Does anyone have an idea how to do stepwise regression with Tweedie in R?
I found the mgcv
package, which apparently treats the power parameter of Tweedie as yet another parameter to be estimated. This seems to improve on having to use tweedie.profile
to estimate the power outside the glm
, so it seems encouraging for using an automated stepwise function to do the regression. But I haven't been able to figure out if the package also offers a stepwise function. The package manual has this to say.
I got lost in the talk about smooths:
There is no step.gam in package mgcv.
To facilitate fully automatic model selection the package implements two smooth modification techniques which can be used to allow smooths to be shrunk to zero as part of smoothness selection.
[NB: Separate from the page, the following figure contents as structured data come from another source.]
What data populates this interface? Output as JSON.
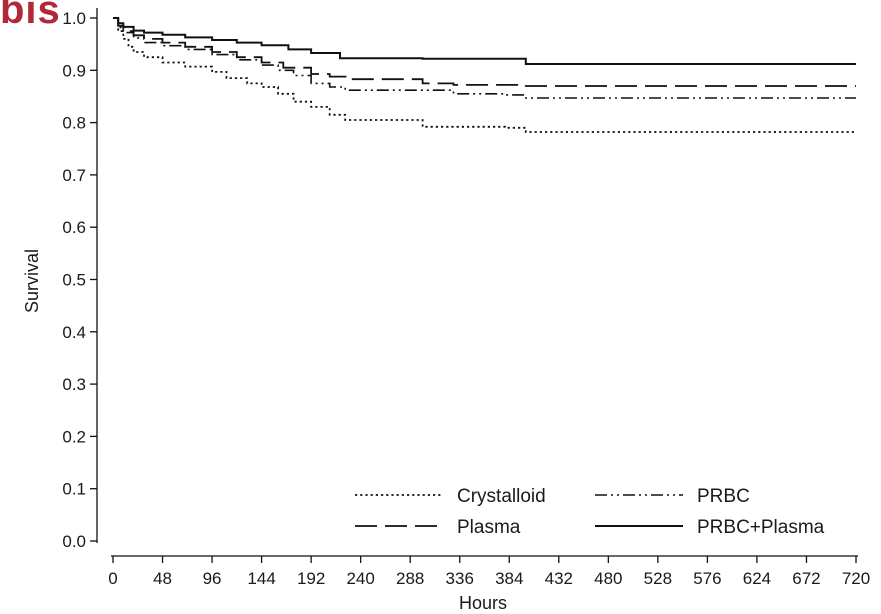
{
  "brand_text": "bis",
  "colors": {
    "brand": "#b0283a",
    "line": "#111111"
  },
  "chart_data": {
    "type": "line",
    "title": "",
    "xlabel": "Hours",
    "ylabel": "Survival",
    "xlim": [
      0,
      720
    ],
    "ylim": [
      0,
      1.0
    ],
    "x_ticks": [
      0,
      48,
      96,
      144,
      192,
      240,
      288,
      336,
      384,
      432,
      480,
      528,
      576,
      624,
      672,
      720
    ],
    "y_ticks": [
      0.0,
      0.1,
      0.2,
      0.3,
      0.4,
      0.5,
      0.6,
      0.7,
      0.8,
      0.9,
      1.0
    ],
    "y_tick_labels": [
      "0.0",
      "0.1",
      "0.2",
      "0.3",
      "0.4",
      "0.5",
      "0.6",
      "0.7",
      "0.8",
      "0.9",
      "1.0"
    ],
    "grid": false,
    "legend_position": "bottom-right",
    "series": [
      {
        "name": "Crystalloid",
        "dash": "dotted",
        "x": [
          0,
          5,
          10,
          15,
          20,
          30,
          48,
          70,
          96,
          110,
          130,
          144,
          160,
          175,
          192,
          210,
          225,
          290,
          300,
          380,
          400,
          720
        ],
        "y": [
          1.0,
          0.975,
          0.96,
          0.945,
          0.935,
          0.925,
          0.915,
          0.907,
          0.897,
          0.885,
          0.875,
          0.868,
          0.855,
          0.84,
          0.83,
          0.815,
          0.805,
          0.805,
          0.792,
          0.79,
          0.782,
          0.782
        ]
      },
      {
        "name": "PRBC",
        "dash": "dash-dot",
        "x": [
          0,
          5,
          10,
          20,
          30,
          48,
          70,
          96,
          120,
          144,
          160,
          175,
          192,
          210,
          225,
          300,
          330,
          380,
          400,
          720
        ],
        "y": [
          1.0,
          0.982,
          0.972,
          0.962,
          0.953,
          0.947,
          0.94,
          0.93,
          0.92,
          0.91,
          0.9,
          0.89,
          0.875,
          0.868,
          0.862,
          0.862,
          0.855,
          0.853,
          0.847,
          0.847
        ]
      },
      {
        "name": "Plasma",
        "dash": "long-dash",
        "x": [
          0,
          5,
          10,
          20,
          30,
          48,
          70,
          96,
          120,
          144,
          165,
          192,
          210,
          230,
          300,
          330,
          400,
          720
        ],
        "y": [
          1.0,
          0.985,
          0.975,
          0.967,
          0.96,
          0.953,
          0.945,
          0.935,
          0.925,
          0.915,
          0.905,
          0.893,
          0.888,
          0.883,
          0.875,
          0.872,
          0.87,
          0.87
        ]
      },
      {
        "name": "PRBC+Plasma",
        "dash": "solid",
        "x": [
          0,
          5,
          10,
          20,
          30,
          48,
          70,
          96,
          120,
          144,
          170,
          192,
          220,
          300,
          400,
          720
        ],
        "y": [
          1.0,
          0.99,
          0.983,
          0.976,
          0.972,
          0.968,
          0.963,
          0.958,
          0.953,
          0.948,
          0.94,
          0.933,
          0.923,
          0.922,
          0.912,
          0.912
        ]
      }
    ]
  }
}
I would appreciate your help. Thanks.
Your question is not specific to "Tweedie" family; it is a general mgcv
feature in model selection.
mgcv
does not use step.gam
for model selection. I think your confusion comes from another package gam
, which would use step.gam
to sequentially add/drop a term and reports AIC. When you go ?step.gam
in mgcv
, it refers you to ?gam.selection
. ?step.gam
is intentionally left there, in case people search it. But all the details are provided in ?gam.selection
.
There is no need to do step.gam
in mgcv
. Model estimation and model selection are integrated in mgcv
. For a penalized regression/smoothing spline, when smoothing parameter goes to infinity (very large), its second derivative is penalized to zero, leaving a simple linear term. For example, if we specify a model like:
y ~ s(x1, bs = 'cr') + s(x2, bs = 'cr')
while s(x2)
is a spurious model term and should not be included in the model, then mgcv:::gam/bam
will shrink s(x2)
to x2
after estimation, resulting a model like:
y ~ s(x1) + x2
This means, when you use plot.gam()
to inspect the estimated smooth function for each model term, s(x1)
is a curve, but s(x2)
is a straight line.
Now this is not entirely satisfying. For a complete, successful model selection, we want to drop x2
as well, i.e., shrink s(x2)
to 0, to get notationally a model:
y ~ s(x1)
But this is not difficult to achieve. We can use shrinkage smooth class bs = 'ts'
(shrinkage thin plate regression spline, as opposed to the ordinary tp
) or bs = cs'
(shrinkage cubic regression spline, as opposed to the ordinary 'cr'), and mgcv:::gam/bam
should be able to shrink s(x2)
to 0. The math behind this, is that mgcv
will modify the eigen values of linear term (i.e., the null space) from 0, to 0.1, a small but positive number, so that penalization takes effect on linear term. As a result, when you do plot.gam()
, you will see s(x2)
is a horizontal line at 0.
bs = 'cs'
or bs = 'ts'
are supposed to be put in function s()
; yet mgcv
also allows you to leave bs = 'cr'
or bs = 'tp'
untouched in s()
, but put select = TRUE
in gam()
or bam()
. The select = TRUE
is a more general treatment, as shrinkage smooths at the moment only have class cs
and ts
, while select = TRUE
work for all kind of smooth specification. They essentially do the same thing, by increasing 0 eigen values to 0.1.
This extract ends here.